In [None]:
from datascience import * # from this library, import all functions
from math import *

import matplotlib
%matplotlib inline
import matplotlib.pyplot as plt
plt.style.use('fivethirtyeight')

import numpy as np

In [None]:
import seaborn as sns

# Seaborn conveniently has a tool to read in starter datasets 
cars_df = sns.load_dataset("mpg")
cars = Table.from_df(cars_df) # convert from pandas dataframe to datascience table
# (more on pandas for the sklearn workshop next week)
cars.show(5)

I have the suspicion that the heavier your car is, the longer it takes to get to full speed. In other words, I think that as car weight increases, acceleration decreases. If it does, then by how much?

Let's do some linear modeling to figure this out.
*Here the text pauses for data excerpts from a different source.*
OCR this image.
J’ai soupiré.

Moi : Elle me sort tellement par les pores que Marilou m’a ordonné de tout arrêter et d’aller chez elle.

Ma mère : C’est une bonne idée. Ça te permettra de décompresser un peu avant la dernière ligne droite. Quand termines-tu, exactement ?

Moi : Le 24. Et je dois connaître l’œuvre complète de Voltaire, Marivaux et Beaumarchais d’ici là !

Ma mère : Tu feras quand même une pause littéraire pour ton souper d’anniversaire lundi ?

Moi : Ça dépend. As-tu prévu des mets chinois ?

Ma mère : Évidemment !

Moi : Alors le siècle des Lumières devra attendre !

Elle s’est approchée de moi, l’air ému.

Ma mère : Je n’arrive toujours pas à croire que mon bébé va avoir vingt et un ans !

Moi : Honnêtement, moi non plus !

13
## Step 0: Exploratory Data Analysis

In [None]:
# Step 1: always graph your data!

sns.scatterplot(...)

In [None]:
# Let's quantify the linearity of this dataset, but notice the scale of the axes! 

x = cars.column("weight")
y = cars.column("acceleration")

def standard_units(arr):
    return ...

weight_su = standard_units(x)
accel_su = standard_units(y)

In [None]:
# Again, this is a linear transformation; relative distance of points stays the same
sns.scatterplot(x = weight_su, y = accel_su);
plt.xlabel("Weight (standard units)");
plt.ylabel("Acceleration (standard units)");

In [None]:
# Now, let's get an actual number. Calculate r using the equation
r = ...
r

In [None]:
# Shortcut: let's review using scipy.stats
from scipy.stats import pearsonr # notice the syntax

...

That looks good to me. Now, let's actually build the model!

## Step 1: Choose a model

In this case, let's focus on 2 models: 
1. The constant model (guess the same value for every value of x): $$ \hat{y} = \theta $$
1. A bivariate linear regression model where m = slope and b = intercept: $$ \hat{y} = mx + b $$

In [None]:
# The constant model: 
theta = ...

sns.scatterplot(x = "weight", y = "acceleration", data = cars);
plt.axhline(theta, color = "gold");

In [None]:
# A linear model; automagically calculated, but we'll do this mathematically on our own

sns.regplot(x = "weight", y = "acceleration", data = cars, ci = None, line_kws = {"color": "gold"});
plt.xlabel("weight");
plt.ylabel("acceleration");

So what model is "better"? How do we quantify and decide that? 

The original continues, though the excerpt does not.